Earlier studies present data supporting a relevant contribution of many of these proteins in AR episodes. For example, the pro-inflammatory cytokine Macrophage migration inhibitory factor (MIF), the extracellular ligand for CD74 [32, 33], has been associated with AR in kidney transplants [10]. MASP2, polymeric immunoglobulin receptor, Ceruloplasmin and participants in the complement system have also been shown to be regulated in association with AR [20, 3439].

Cell growth proteins were up-regulated in five of six patients in the AR-group and are involved in several AR processes. Insulin-like growth factor-binding protein 7 (IGFBP7) modulate effects of vascular endothelial growth factor (VEGF) [40] and is reported to interact with Chemokines in venous endothelium including IFN-γ-inducible protein 10 (IP-10; CXCL10) [41, 42], which has previously been reported to be elevated in urine in connection with AR [13, 17]. Vasorin and Galectin-3-binding protein are closely associated to transforming growth factor-beta (TGF-β1) and IL-6, both linked to acute rejection in this population [15, 4348].

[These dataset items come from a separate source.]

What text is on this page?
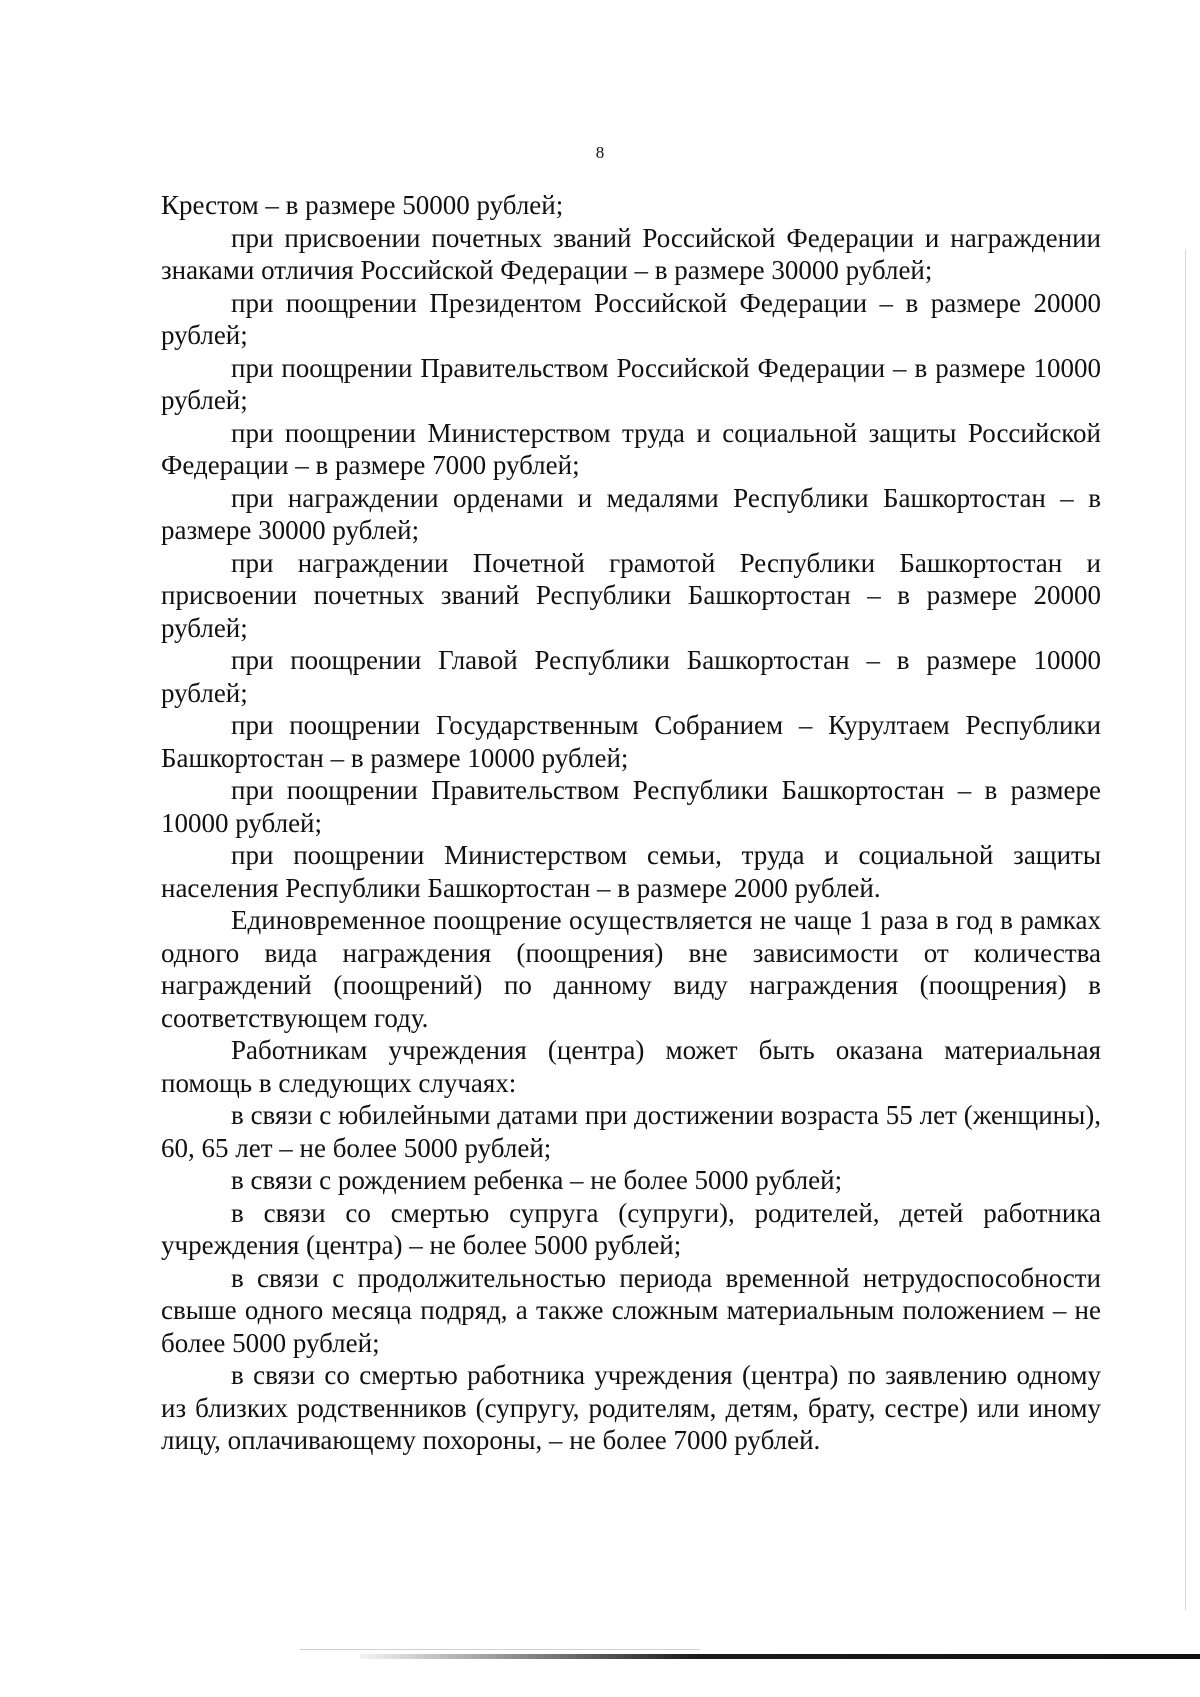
8

Крестом – в размере 50000 рублей;

при присвоении почетных званий Российской Федерации и награждении знаками отличия Российской Федерации – в размере 30000 рублей;

при поощрении Президентом Российской Федерации – в размере 20000 рублей;

при поощрении Правительством Российской Федерации – в размере 10000 рублей;

при поощрении Министерством труда и социальной защиты Российской Федерации – в размере 7000 рублей;

при награждении орденами и медалями Республики Башкортостан – в размере 30000 рублей;

при награждении Почетной грамотой Республики Башкортостан и присвоении почетных званий Республики Башкортостан – в размере 20000 рублей;

при поощрении Главой Республики Башкортостан – в размере 10000 рублей;

при поощрении Государственным Собранием – Курултаем Республики Башкортостан – в размере 10000 рублей;

при поощрении Правительством Республики Башкортостан – в размере 10000 рублей;

при поощрении Министерством семьи, труда и социальной защиты населения Республики Башкортостан – в размере 2000 рублей.

Единовременное поощрение осуществляется не чаще 1 раза в год в рамках одного вида награждения (поощрения) вне зависимости от количества награждений (поощрений) по данному виду награждения (поощрения) в соответствующем году.

Работникам учреждения (центра) может быть оказана материальная помощь в следующих случаях:

в связи с юбилейными датами при достижении возраста 55 лет (женщины), 60, 65 лет – не более 5000 рублей;

в связи с рождением ребенка – не более 5000 рублей;

в связи со смертью супруга (супруги), родителей, детей работника учреждения (центра) – не более 5000 рублей;

в связи с продолжительностью периода временной нетрудоспособности свыше одного месяца подряд, а также сложным материальным положением – не более 5000 рублей;

в связи со смертью работника учреждения (центра) по заявлению одному из близких родственников (супругу, родителям, детям, брату, сестре) или иному лицу, оплачивающему похороны, – не более 7000 рублей.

MEP1A protein does not fit to either of the two protein groups and was only detected in the AR-group, significantly up-regulated at the time of AR. The absence of identified MEP1A in the control group is an interesting observation and could potentially be very useful in a diagnostic setting. It should however be kept in mind that this is only a proof of principle study so a wide range of further validation series have to be performed to ensure that the observations are clinically relevant.

Many urinary proteins that previously have been shown to be regulated in association with AR were also detected in our study, but not regulated enough to fulfill the predefined criteria [20][49]. In addition, other proteins have been investigated using a more targeted approach (e.g. ELISA) but these were not confirmed by our investigation [1019, 21].

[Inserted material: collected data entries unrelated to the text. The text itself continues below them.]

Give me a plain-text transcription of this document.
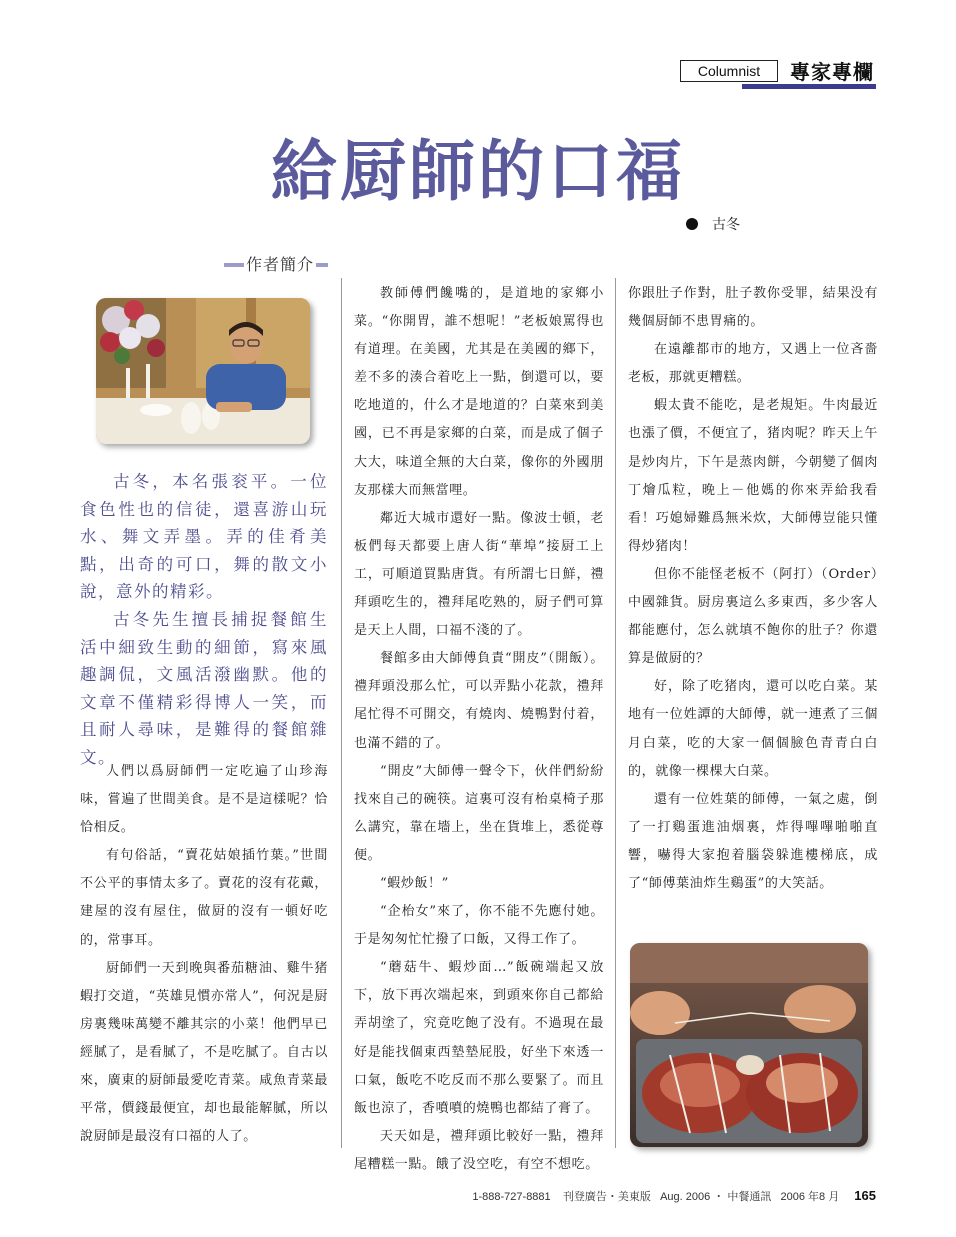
Columnist	專家專欄
給厨師的口福
古冬
作者簡介

古冬，本名張衮平。一位食色性也的信徒，還喜游山玩水、舞文弄墨。弄的佳肴美點，出奇的可口，舞的散文小說，意外的精彩。

古冬先生擅長捕捉餐館生活中細致生動的細節，寫來風趣調侃，文風活潑幽默。他的文章不僅精彩得博人一笑，而且耐人尋味，是難得的餐館雜文。

人們以爲厨師們一定吃遍了山珍海味，嘗遍了世間美食。是不是這樣呢？恰恰相反。

有句俗話，“賣花姑娘插竹葉。”世間不公平的事情太多了。賣花的沒有花戴，建屋的沒有屋住，做厨的沒有一頓好吃的，常事耳。

厨師們一天到晚與番茄糖油、雞牛猪蝦打交道，“英雄見慣亦常人”，何況是厨房裏幾味萬變不離其宗的小菜！他們早已經膩了，是看膩了，不是吃膩了。自古以來，廣東的厨師最愛吃青菜。咸魚青菜最平常，價錢最便宜，却也最能解膩，所以說厨師是最沒有口福的人了。

教師傅們饞嘴的，是道地的家鄉小菜。“你開胃，誰不想呢！”老板娘罵得也有道理。在美國，尤其是在美國的鄉下，差不多的湊合着吃上一點，倒還可以，要吃地道的，什么才是地道的？白菜來到美國，已不再是家鄉的白菜，而是成了個子大大，味道全無的大白菜，像你的外國朋友那樣大而無當哩。

鄰近大城市還好一點。像波士頓，老板們每天都要上唐人街“華埠”接厨工上工，可順道買點唐貨。有所謂七日鮮，禮拜頭吃生的，禮拜尾吃熟的，厨子們可算是天上人間，口福不淺的了。

餐館多由大師傅負責“開皮”（開飯）。禮拜頭没那么忙，可以弄點小花款，禮拜尾忙得不可開交，有燒肉、燒鴨對付着，也滿不錯的了。

“開皮”大師傅一聲令下，伙伴們紛紛找來自己的碗筷。這裏可沒有枱桌椅子那么講究，靠在墻上，坐在貨堆上，悉從尊便。

“蝦炒飯！”

“企枱女”來了，你不能不先應付她。于是匆匆忙忙撥了口飯，又得工作了。

“蘑菇牛、蝦炒面…”飯碗端起又放下，放下再次端起來，到頭來你自己都給弄胡塗了，究竟吃飽了没有。不過現在最好是能找個東西墊墊屁股，好坐下來透一口氣，飯吃不吃反而不那么要緊了。而且飯也涼了，香噴噴的燒鴨也都結了膏了。

天天如是，禮拜頭比較好一點，禮拜尾糟糕一點。餓了没空吃，有空不想吃。

你跟肚子作對，肚子教你受罪，結果没有幾個厨師不患胃痛的。

在遠離都市的地方，又遇上一位吝嗇老板，那就更糟糕。

蝦太貴不能吃，是老規矩。牛肉最近也漲了價，不便宜了，猪肉呢？昨天上午是炒肉片，下午是蒸肉餅，今朝變了個肉丁燴瓜粒，晚上－他媽的你來弄給我看看！巧媳婦難爲無米炊，大師傅豈能只懂得炒猪肉！

但你不能怪老板不（阿打）（Order）中國雜貨。厨房裏這么多東西，多少客人都能應付，怎么就填不飽你的肚子？你還算是做厨的？

好，除了吃猪肉，還可以吃白菜。某地有一位姓譚的大師傅，就一連煮了三個月白菜，吃的大家一個個臉色青青白白的，就像一棵棵大白菜。

還有一位姓葉的師傅，一氣之處，倒了一打鷄蛋進油烟裏，炸得嗶嗶啪啪直響，嚇得大家抱着腦袋躲進樓梯底，成了“師傅葉油炸生鷄蛋”的大笑話。

1-888-727-8881 刊登廣告・美東版 Aug. 2006 ・ 中餐通訊 2006 年8 月 165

In addition to looking at the whole proteome a major strength of our analysis is that each patient was his or her own control, comparing the protein levels at baseline with sequential follow-up time points, in a well defined patient population. This allowed us to show that the proteins were regulated already several days before clinical suspicion of AR. In addition, individual samples were analyzed in the present study, not pooled urine, providing more detailed information of the regulation in association with the AR. The current study lack however a post treatment sample in order to be perfectly complete. With such a sample it would have proven that the regulation was specific to acute rejection episodes. Unfortunately such samples were not collected. Another indication of the relevance of the current findings is that all identified proteins are physiological plausible to be involved in an acute rejection episode. The major limitation of this proof of principle study is the relative limited small sample-size compared to classical approaches. This, however, has its cause in the time consuming and labor intensive nature of the full shotgun proteomic approach chosen. Even though it is applicable for first identification of potential biomarkers, analysis of each digested sample took almost one week to finalize. Somewhat overlap in analysis is possible but in general it is a too labor demanding procedure for large studies. In future validation of the present findings a more targeted analytical approach has to be utilized. It should also be pointed out that the control group patients were not verified non-rejectors by protocol biopsies. Previous studies have shown an incidence of almost 30% subclinical rejections in apparently stable patients on CsA based immunosuppression [50, 51]. It is hence possible that sub-clinical rejections could be present in some of the controls, making the interpretation somewhat biased. Further prospective studies are needed in larger populations, where biopsies also are performed in the controls, to fully elucidate on the involvement of these proteins in AR and their potential usability as diagnostic biomarkers.

Conclusion

This study shows the applicability of shotgun proteomics in combination with relative quantification by 18O/16O-labeling in biomarker discovery in sequential urine samples. Two groups of physiological related proteins with relevance to immunological processes during AR episodes were found to be up-regulated in patients with BPAR.